Optisulin or Lantus are the trade names given to one such analogue that gained general marketing approval in 2000 (Table 8.3). The international non-proprietary name (inn) for this engineered molecule is ‘insulin glargine’. It differs from native human insulin in that the C-terminal aspargine residue of the a-chain has been replaced by a glycine residue and the b-chain has been elongated (again from its C-terminus) by two arginine residues. The overall effect is to increase the molecule’s isoelectric point (pI, the pH at which the molecule displays a net overall zero charge and consequently is least soluble) from 5.4 to a value approaching 7.0. The engineered insulin is expressed in a recombinant E. coli K12 host strain and is produced via the ‘proinsulin route’, as previously described. The purified product is formulated at pH 4.0, a pH value at which it is fully soluble.
Upon s.c. injection, the insulin experiences an increase in pH towards more neutral values and, consequently, appears to precipitate in the subcutaneous tissue. It resolubilizes very slowly and hence a greatly prolonged duration of release into the bloodstream is noted. Consequently, a single daily injection supports the maintenance of acceptable basal blood insulin levels, and insulin molecules are still detected at the site of injection more than 24 h after administration.
HORMONES OF THERAPEUTIC INTEREST 319
Box 8.3. Insulin Lispro
Insulin Lispro was the first recombinant fast-acting insulin analogue to gain marketing approval (Table 8.3). It displays an amino acid sequence identical to native human insulin, with one alteration — an inversion of the natural proline-lysine sequence found at positions 28 and 29 of the insulin b-chain. This simple alteration significantly decreased the propensity of individual insulin molecules to self-associate when stored at therapeutic dose concentrations. The dimerization constant for Insulin Lispro is 300 times lower than that exhibited by unmodified human insulin. Structurally, this appears to occur as the change in sequence disrupts the formation of inter-chain hydrophobic interactions critical to self-association.

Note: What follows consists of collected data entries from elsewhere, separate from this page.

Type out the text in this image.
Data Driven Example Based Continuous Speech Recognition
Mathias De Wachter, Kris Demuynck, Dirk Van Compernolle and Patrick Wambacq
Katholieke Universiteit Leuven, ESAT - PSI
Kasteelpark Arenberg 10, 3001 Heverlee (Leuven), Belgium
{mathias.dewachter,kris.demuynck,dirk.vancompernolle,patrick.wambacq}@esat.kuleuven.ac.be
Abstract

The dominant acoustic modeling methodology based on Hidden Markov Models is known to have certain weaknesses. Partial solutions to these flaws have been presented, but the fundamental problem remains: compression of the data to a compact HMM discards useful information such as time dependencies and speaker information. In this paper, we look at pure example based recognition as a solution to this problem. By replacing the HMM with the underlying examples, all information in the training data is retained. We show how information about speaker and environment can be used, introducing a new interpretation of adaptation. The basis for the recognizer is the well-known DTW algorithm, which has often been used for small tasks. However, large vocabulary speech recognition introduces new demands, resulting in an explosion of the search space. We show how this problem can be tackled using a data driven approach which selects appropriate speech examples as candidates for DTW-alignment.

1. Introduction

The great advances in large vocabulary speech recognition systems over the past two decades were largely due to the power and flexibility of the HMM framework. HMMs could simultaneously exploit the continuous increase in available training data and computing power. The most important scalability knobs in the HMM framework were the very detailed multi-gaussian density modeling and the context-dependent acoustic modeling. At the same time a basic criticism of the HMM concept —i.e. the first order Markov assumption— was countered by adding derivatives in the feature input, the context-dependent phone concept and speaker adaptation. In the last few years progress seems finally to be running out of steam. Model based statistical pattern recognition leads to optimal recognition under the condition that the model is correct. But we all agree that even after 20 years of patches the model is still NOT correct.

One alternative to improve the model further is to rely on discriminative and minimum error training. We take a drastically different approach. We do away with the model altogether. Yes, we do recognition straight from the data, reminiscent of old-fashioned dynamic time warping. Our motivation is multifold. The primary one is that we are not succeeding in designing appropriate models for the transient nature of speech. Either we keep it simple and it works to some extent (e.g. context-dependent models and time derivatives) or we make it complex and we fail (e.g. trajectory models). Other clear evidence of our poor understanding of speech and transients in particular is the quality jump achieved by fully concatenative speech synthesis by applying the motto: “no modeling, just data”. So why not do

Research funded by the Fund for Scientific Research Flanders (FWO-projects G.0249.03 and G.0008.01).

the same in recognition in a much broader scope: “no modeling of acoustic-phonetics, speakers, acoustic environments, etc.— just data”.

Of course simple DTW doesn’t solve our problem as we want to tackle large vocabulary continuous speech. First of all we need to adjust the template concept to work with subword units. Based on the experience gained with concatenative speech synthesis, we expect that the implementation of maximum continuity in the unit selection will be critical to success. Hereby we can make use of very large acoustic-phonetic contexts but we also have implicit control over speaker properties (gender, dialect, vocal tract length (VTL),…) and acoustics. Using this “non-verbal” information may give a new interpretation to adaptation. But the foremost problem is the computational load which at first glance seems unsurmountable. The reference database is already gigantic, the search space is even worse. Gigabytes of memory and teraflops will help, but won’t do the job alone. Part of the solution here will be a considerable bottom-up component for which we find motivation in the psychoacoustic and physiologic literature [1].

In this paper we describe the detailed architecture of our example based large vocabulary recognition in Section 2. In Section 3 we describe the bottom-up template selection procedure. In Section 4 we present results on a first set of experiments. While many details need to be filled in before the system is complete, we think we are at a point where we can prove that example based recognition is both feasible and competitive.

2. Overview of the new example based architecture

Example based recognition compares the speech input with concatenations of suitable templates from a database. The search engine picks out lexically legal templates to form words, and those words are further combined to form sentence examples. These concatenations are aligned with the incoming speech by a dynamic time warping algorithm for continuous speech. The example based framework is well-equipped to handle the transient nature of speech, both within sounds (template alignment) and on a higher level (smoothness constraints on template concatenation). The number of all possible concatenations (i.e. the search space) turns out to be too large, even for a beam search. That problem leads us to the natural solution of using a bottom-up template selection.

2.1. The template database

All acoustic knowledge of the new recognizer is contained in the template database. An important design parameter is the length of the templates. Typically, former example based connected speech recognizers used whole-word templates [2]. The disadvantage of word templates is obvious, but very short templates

Insulin Lispro was developed by scientists at Eli Lilly (which, along with Novo Nordisk, are the world’s largest producers of therapeutic insulins). The rationale underlying the sequence alteration was rooted in studies, not of insulin, but of insulin-like growth factor-1 (IGF-1; Chapter 7). The latter displays a strong structural resemblance to proinsulin, with up to 50% of amino acid residues within the IGF-1 A- and B-domains being identical to those found in comparable positions in the insulin A- and B-chains. When compared to insulin, IGF-1 molecules display a significantly decreased propensity to self-associate. Sequencing studies earlier revealed that the ProlineB28-LysineB29 sequence characteristic of insulin is reversed in IGF-1. It was suggested that, if this sequence difference was responsible for the differences in self-association propensity, then inversion of the ProlineB28-LysineB29 sequence in insulin would result in its decreased self-association. Direct experimentation proved this hypothesis accurate.